Sortir de l’entre-soi
« La filière viande rencontre des problèmes structurels », constate encore le président normand. Interbev Normandie, c’est quatre familles : les éleveurs ; les opérateurs de la mise en marché ; les abatteurs ; les transformateurs. « Les familles cohabitent mais sans travailler dans un but commun alors qu’Interbev est un outil de structuration. Maintenant, il faut effacer les difficultés et redonner des perspectives entre les familles. » Pour le moment, la communication est le fil rouge tendu par l’interprofession.
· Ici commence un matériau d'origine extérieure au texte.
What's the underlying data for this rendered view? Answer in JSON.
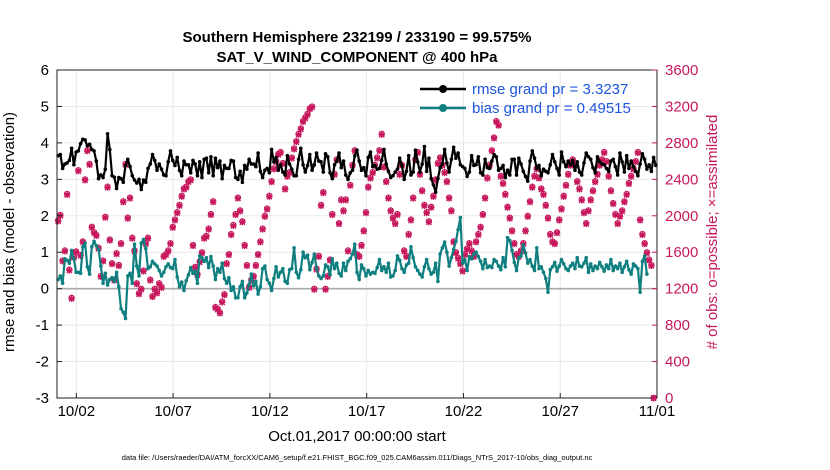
{
  "chart_data": {
    "type": "line",
    "title": "Southern Hemisphere 232199 / 233190 = 99.575%",
    "subtitle": "SAT_V_WIND_COMPONENT @ 400 hPa",
    "xlabel": "Oct.01,2017 00:00:00 start",
    "ylabel_left": "rmse and bias (model - observation)",
    "ylabel_right": "# of obs: o=possible; ×=assimilated",
    "footnote": "data file: /Users/raeder/DAI/ATM_forcXX/CAM6_setup/f.e21.FHIST_BGC.f09_025.CAM6assim.011/Diags_NTrS_2017-10/obs_diag_output.nc",
    "xlim": [
      0,
      31
    ],
    "ylim_left": [
      -3,
      6
    ],
    "ylim_right": [
      0,
      3600
    ],
    "x_ticks": [
      1,
      6,
      11,
      16,
      21,
      26,
      31
    ],
    "x_tick_labels": [
      "10/02",
      "10/07",
      "10/12",
      "10/17",
      "10/22",
      "10/27",
      "11/01"
    ],
    "y_ticks_left": [
      -3,
      -2,
      -1,
      0,
      1,
      2,
      3,
      4,
      5,
      6
    ],
    "y_ticks_right": [
      0,
      400,
      800,
      1200,
      1600,
      2000,
      2400,
      2800,
      3200,
      3600
    ],
    "zero_line": 0,
    "grid": true,
    "legend": [
      {
        "label": "rmse grand pr = 3.3237",
        "color": "#000000"
      },
      {
        "label": "bias grand pr = 0.49515",
        "color": "#0f7f7f"
      }
    ],
    "colors": {
      "rmse": "#000000",
      "bias": "#0f7f7f",
      "obs": "#c7185e",
      "zero": "#aaaaaa",
      "legend_text": "#1f55e0"
    },
    "series": [
      {
        "name": "rmse",
        "axis": "left",
        "values": [
          3.65,
          3.68,
          3.3,
          3.42,
          3.45,
          3.52,
          3.85,
          3.4,
          3.75,
          3.78,
          3.98,
          4.1,
          4.08,
          3.92,
          3.96,
          3.82,
          3.78,
          3.5,
          3.02,
          3.12,
          3.05,
          3.28,
          4.25,
          3.82,
          3.1,
          3.06,
          2.75,
          3.05,
          3.02,
          2.92,
          3.38,
          3.55,
          3.35,
          3.1,
          2.98,
          2.9,
          3.0,
          2.72,
          2.98,
          2.92,
          3.3,
          3.42,
          3.68,
          3.52,
          3.25,
          3.42,
          3.28,
          3.12,
          3.1,
          3.48,
          3.78,
          3.52,
          3.38,
          3.6,
          3.25,
          3.1,
          3.5,
          3.4,
          3.4,
          3.18,
          3.52,
          3.42,
          3.1,
          3.48,
          3.05,
          3.55,
          3.58,
          3.18,
          3.62,
          3.1,
          3.58,
          3.32,
          3.5,
          3.02,
          3.38,
          3.3,
          3.3,
          3.52,
          3.5,
          3.05,
          3.0,
          3.22,
          2.92,
          3.38,
          3.28,
          3.55,
          3.42,
          3.42,
          3.35,
          3.72,
          3.22,
          3.05,
          3.25,
          3.3,
          3.18,
          3.82,
          3.48,
          3.6,
          3.25,
          3.4,
          3.2,
          3.12,
          3.65,
          3.42,
          3.28,
          3.1,
          3.1,
          3.55,
          3.85,
          3.4,
          3.2,
          3.38,
          3.68,
          3.25,
          3.4,
          3.72,
          3.5,
          3.48,
          3.2,
          3.7,
          3.62,
          3.18,
          3.02,
          3.4,
          3.5,
          3.72,
          3.32,
          3.5,
          3.12,
          3.0,
          3.18,
          3.25,
          3.65,
          3.8,
          3.5,
          3.25,
          3.32,
          3.1,
          3.6,
          3.75,
          3.35,
          3.38,
          3.28,
          3.3,
          3.52,
          3.82,
          3.42,
          3.22,
          3.05,
          3.1,
          3.2,
          3.28,
          3.58,
          3.38,
          3.0,
          3.22,
          3.65,
          3.12,
          3.2,
          3.8,
          3.48,
          3.2,
          3.42,
          3.9,
          3.22,
          3.58,
          3.02,
          2.85,
          2.65,
          3.02,
          3.32,
          3.42,
          3.82,
          3.45,
          3.2,
          3.55,
          3.88,
          3.58,
          3.72,
          3.4,
          3.35,
          3.3,
          3.08,
          3.2,
          3.65,
          3.38,
          3.4,
          3.62,
          3.18,
          3.12,
          3.55,
          3.32,
          3.3,
          3.5,
          3.68,
          3.62,
          3.25,
          3.3,
          3.38,
          3.05,
          3.25,
          3.12,
          3.55,
          3.55,
          3.12,
          3.58,
          3.42,
          3.22,
          3.08,
          2.95,
          3.5,
          3.78,
          3.58,
          3.3,
          3.38,
          3.1,
          3.28,
          3.22,
          3.18,
          3.4,
          3.68,
          3.48,
          3.3,
          3.12,
          3.75,
          3.48,
          3.35,
          3.5,
          3.4,
          3.52,
          3.25,
          3.48,
          3.2,
          3.12,
          3.45,
          3.72,
          3.62,
          3.55,
          3.32,
          3.18,
          3.62,
          3.48,
          3.42,
          3.4,
          3.3,
          3.22,
          3.5,
          3.55,
          3.35,
          3.12,
          3.72,
          3.48,
          3.2,
          3.65,
          3.3,
          3.5,
          3.35,
          3.22,
          3.1,
          3.42,
          3.7,
          3.55,
          3.28,
          3.4,
          3.22,
          3.6,
          3.38
        ]
      },
      {
        "name": "bias",
        "axis": "left",
        "values": [
          0.25,
          0.35,
          0.15,
          0.82,
          0.78,
          0.7,
          1.05,
          0.82,
          0.45,
          0.45,
          0.42,
          1.15,
          1.25,
          0.6,
          0.4,
          1.15,
          1.3,
          1.18,
          1.08,
          0.62,
          0.15,
          0.42,
          0.1,
          0.25,
          0.3,
          0.2,
          0.45,
          0.05,
          -0.55,
          -0.65,
          -0.82,
          0.35,
          0.42,
          0.15,
          1.22,
          0.62,
          0.35,
          1.25,
          1.35,
          1.1,
          0.55,
          0.6,
          0.75,
          0.68,
          0.62,
          0.5,
          0.35,
          0.45,
          0.6,
          0.68,
          0.58,
          0.55,
          0.8,
          0.32,
          0.05,
          0.18,
          -0.05,
          0.22,
          0.38,
          0.58,
          0.42,
          0.48,
          0.15,
          0.9,
          0.85,
          0.75,
          0.85,
          0.58,
          0.88,
          0.62,
          0.25,
          0.55,
          0.45,
          0.7,
          0.28,
          0.15,
          0.3,
          -0.05,
          0.05,
          -0.25,
          -0.25,
          0.05,
          0.2,
          -0.25,
          -0.12,
          0.12,
          0.4,
          0.08,
          0.2,
          -0.15,
          0.05,
          0.55,
          0.62,
          0.25,
          0.15,
          -0.05,
          0.28,
          0.6,
          0.32,
          0.45,
          0.55,
          0.2,
          0.15,
          0.52,
          0.55,
          1.12,
          0.45,
          0.3,
          0.52,
          1.0,
          0.85,
          0.92,
          0.52,
          0.72,
          0.95,
          0.55,
          0.35,
          0.28,
          0.35,
          0.65,
          0.6,
          0.38,
          0.82,
          0.55,
          0.7,
          0.42,
          0.35,
          0.7,
          0.5,
          0.75,
          0.82,
          0.95,
          1.22,
          0.45,
          0.25,
          0.65,
          0.55,
          0.35,
          0.5,
          0.4,
          0.45,
          0.42,
          0.58,
          0.8,
          0.5,
          0.6,
          0.45,
          0.7,
          0.32,
          0.35,
          0.5,
          0.9,
          0.78,
          0.55,
          0.45,
          0.65,
          0.7,
          1.15,
          0.85,
          0.6,
          0.5,
          0.4,
          0.32,
          0.6,
          0.8,
          0.55,
          0.4,
          0.45,
          0.7,
          0.2,
          0.95,
          1.12,
          1.28,
          1.0,
          0.62,
          0.85,
          1.08,
          1.3,
          1.62,
          1.95,
          0.7,
          0.8,
          0.5,
          0.88,
          0.82,
          0.95,
          1.0,
          0.88,
          0.75,
          0.55,
          0.8,
          0.58,
          0.62,
          0.58,
          0.8,
          0.75,
          0.62,
          0.52,
          0.85,
          0.6,
          1.4,
          1.32,
          1.05,
          0.72,
          0.5,
          0.85,
          0.9,
          1.2,
          0.98,
          0.7,
          0.8,
          0.62,
          0.5,
          1.12,
          0.55,
          0.6,
          0.45,
          0.28,
          -0.1,
          0.52,
          0.6,
          0.72,
          0.48,
          0.62,
          0.8,
          0.68,
          0.55,
          0.5,
          0.62,
          0.7,
          0.55,
          0.85,
          0.62,
          0.6,
          0.7,
          0.85,
          0.45,
          0.68,
          0.5,
          0.62,
          0.55,
          0.72,
          0.6,
          0.48,
          0.65,
          0.55,
          0.8,
          0.5,
          0.62,
          0.55,
          0.7,
          0.45,
          0.6,
          0.75,
          0.52,
          0.4,
          0.68,
          0.62,
          0.55,
          -0.1,
          0.75,
          0.9,
          0.4
        ]
      },
      {
        "name": "obs_possible",
        "axis": "right",
        "values": [
          1950,
          2010,
          1510,
          1620,
          2240,
          1410,
          1100,
          1550,
          1610,
          2500,
          1570,
          1720,
          2400,
          2720,
          2570,
          1880,
          1820,
          1790,
          1650,
          1340,
          1510,
          1990,
          2320,
          1740,
          1480,
          1300,
          1590,
          1460,
          1700,
          2160,
          2570,
          1980,
          2200,
          1760,
          1620,
          1260,
          1150,
          1200,
          1400,
          1700,
          1760,
          1300,
          1120,
          1200,
          1160,
          1260,
          1220,
          1560,
          1580,
          1620,
          1700,
          1880,
          1960,
          2040,
          2120,
          2220,
          2300,
          2320,
          2380,
          2400,
          1680,
          1440,
          1360,
          1500,
          1600,
          1760,
          1780,
          1860,
          2020,
          2160,
          1000,
          980,
          940,
          1060,
          1140,
          1480,
          1580,
          1800,
          1900,
          2020,
          2200,
          2060,
          1940,
          1680,
          1460,
          1220,
          1300,
          1340,
          1460,
          1580,
          1720,
          1860,
          2000,
          2080,
          2220,
          2380,
          2520,
          2600,
          2680,
          2700,
          2580,
          2300,
          2440,
          2480,
          2640,
          2740,
          2820,
          2900,
          2960,
          3040,
          3080,
          3120,
          3180,
          3200,
          1200,
          1420,
          1560,
          2120,
          2260,
          1200,
          1340,
          1520,
          2020,
          2460,
          2620,
          1920,
          2180,
          2060,
          2180,
          1620,
          2340,
          2560,
          2720,
          1580,
          1560,
          1680,
          1840,
          2040,
          2320,
          2420,
          2480,
          2560,
          2640,
          2720,
          2900,
          2540,
          2380,
          2200,
          2060,
          1980,
          1920,
          2020,
          2460,
          2560,
          1620,
          1560,
          1800,
          1960,
          2200,
          2620,
          2700,
          2460,
          2280,
          2120,
          2040,
          1940,
          2100,
          2220,
          2400,
          2580,
          2640,
          2560,
          2480,
          2380,
          2200,
          2060,
          1720,
          1600,
          1540,
          1480,
          1400,
          1580,
          1640,
          1700,
          1620,
          1560,
          1720,
          1800,
          1880,
          2020,
          2200,
          2420,
          2560,
          2720,
          2860,
          3040,
          3000,
          2440,
          2360,
          2240,
          2100,
          1980,
          1840,
          1700,
          1580,
          1560,
          1620,
          1700,
          1840,
          2000,
          2160,
          2320,
          2440,
          2520,
          2420,
          2300,
          2240,
          2120,
          1980,
          1800,
          1720,
          1700,
          1820,
          1960,
          2080,
          2220,
          2340,
          2460,
          2560,
          2620,
          2560,
          2380,
          2300,
          2180,
          2040,
          1920,
          2060,
          2180,
          2280,
          2380,
          2460,
          2560,
          2620,
          2700,
          2600,
          2440,
          2280,
          2140,
          2020,
          1920,
          2000,
          2060,
          2160,
          2240,
          2360,
          2440,
          2520,
          2600,
          2700,
          1960,
          1800,
          1700,
          1600,
          1520,
          1460,
          0
        ]
      },
      {
        "name": "obs_assimilated",
        "axis": "right",
        "values": [
          1940,
          2000,
          1500,
          1610,
          2230,
          1400,
          1090,
          1540,
          1600,
          2490,
          1560,
          1710,
          2390,
          2710,
          2560,
          1870,
          1810,
          1780,
          1640,
          1330,
          1500,
          1980,
          2310,
          1730,
          1470,
          1290,
          1580,
          1450,
          1690,
          2150,
          2560,
          1970,
          2190,
          1750,
          1610,
          1250,
          1140,
          1190,
          1390,
          1690,
          1750,
          1290,
          1110,
          1190,
          1150,
          1250,
          1210,
          1550,
          1570,
          1610,
          1690,
          1870,
          1950,
          2030,
          2110,
          2210,
          2290,
          2310,
          2370,
          2390,
          1670,
          1430,
          1350,
          1490,
          1590,
          1750,
          1770,
          1850,
          2010,
          2150,
          990,
          970,
          930,
          1050,
          1130,
          1470,
          1570,
          1790,
          1890,
          2010,
          2190,
          2050,
          1930,
          1670,
          1450,
          1210,
          1290,
          1330,
          1450,
          1570,
          1710,
          1850,
          1990,
          2070,
          2210,
          2370,
          2510,
          2590,
          2670,
          2690,
          2570,
          2290,
          2430,
          2470,
          2630,
          2730,
          2810,
          2890,
          2950,
          3030,
          3070,
          3110,
          3170,
          3190,
          1190,
          1410,
          1550,
          2110,
          2250,
          1190,
          1330,
          1510,
          2010,
          2450,
          2610,
          1910,
          2170,
          2050,
          2170,
          1610,
          2330,
          2550,
          2710,
          1570,
          1550,
          1670,
          1830,
          2030,
          2310,
          2410,
          2470,
          2550,
          2630,
          2710,
          2890,
          2530,
          2370,
          2190,
          2050,
          1970,
          1910,
          2010,
          2450,
          2550,
          1610,
          1550,
          1790,
          1950,
          2190,
          2610,
          2690,
          2450,
          2270,
          2110,
          2030,
          1930,
          2090,
          2210,
          2390,
          2570,
          2630,
          2550,
          2470,
          2370,
          2190,
          2050,
          1710,
          1590,
          1530,
          1470,
          1390,
          1570,
          1630,
          1690,
          1610,
          1550,
          1710,
          1790,
          1870,
          2010,
          2190,
          2410,
          2550,
          2710,
          2850,
          3030,
          2990,
          2430,
          2350,
          2230,
          2090,
          1970,
          1830,
          1690,
          1570,
          1550,
          1610,
          1690,
          1830,
          1990,
          2150,
          2310,
          2430,
          2510,
          2410,
          2290,
          2230,
          2110,
          1970,
          1790,
          1710,
          1690,
          1810,
          1950,
          2070,
          2210,
          2330,
          2450,
          2550,
          2610,
          2550,
          2370,
          2290,
          2170,
          2030,
          1910,
          2050,
          2170,
          2270,
          2370,
          2450,
          2550,
          2610,
          2690,
          2590,
          2430,
          2270,
          2130,
          2010,
          1910,
          1990,
          2050,
          2150,
          2230,
          2350,
          2430,
          2510,
          2590,
          2690,
          1950,
          1790,
          1690,
          1590,
          1510,
          1450,
          0
        ]
      }
    ]
  }
}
Olivier Philippe dit : « pourquoi pas ». Mais : « pour répondre à l’agribashing ? pour promouvoir notre élevage ? pour en retirer des bénéfices économiques ? » questionne-t-il. « J’aimerais une vision globale, donner un cap à l’interpro car pour le moment, nous naviguons à vue. » Il liste les dossiers « urgents » sur lesquels Interbev Normandie doit être présente : « la PAC, les plans alimentaires territoriaux – embrayons le créneau de la restauration collective -, la valorisation des veaux mâles issus des élevages laitiers ou encore celle de la viande de race Normande par exemple. » Dans cette optique, Olivier Philippe entend aller chercher les compétences chez chacun. Et casser les codes et les aprioris en étant là « où on ne nous attend pas. Sortons de l’entre-soi. Soyons présents sur les ondes de France Bleu, sur les réseaux sociaux, lors des marathons. Nous devions être au festival Beauregard. Nous travaillons pour y aller en 2021. L’élevage a de l’avenir. Prouvons-le ».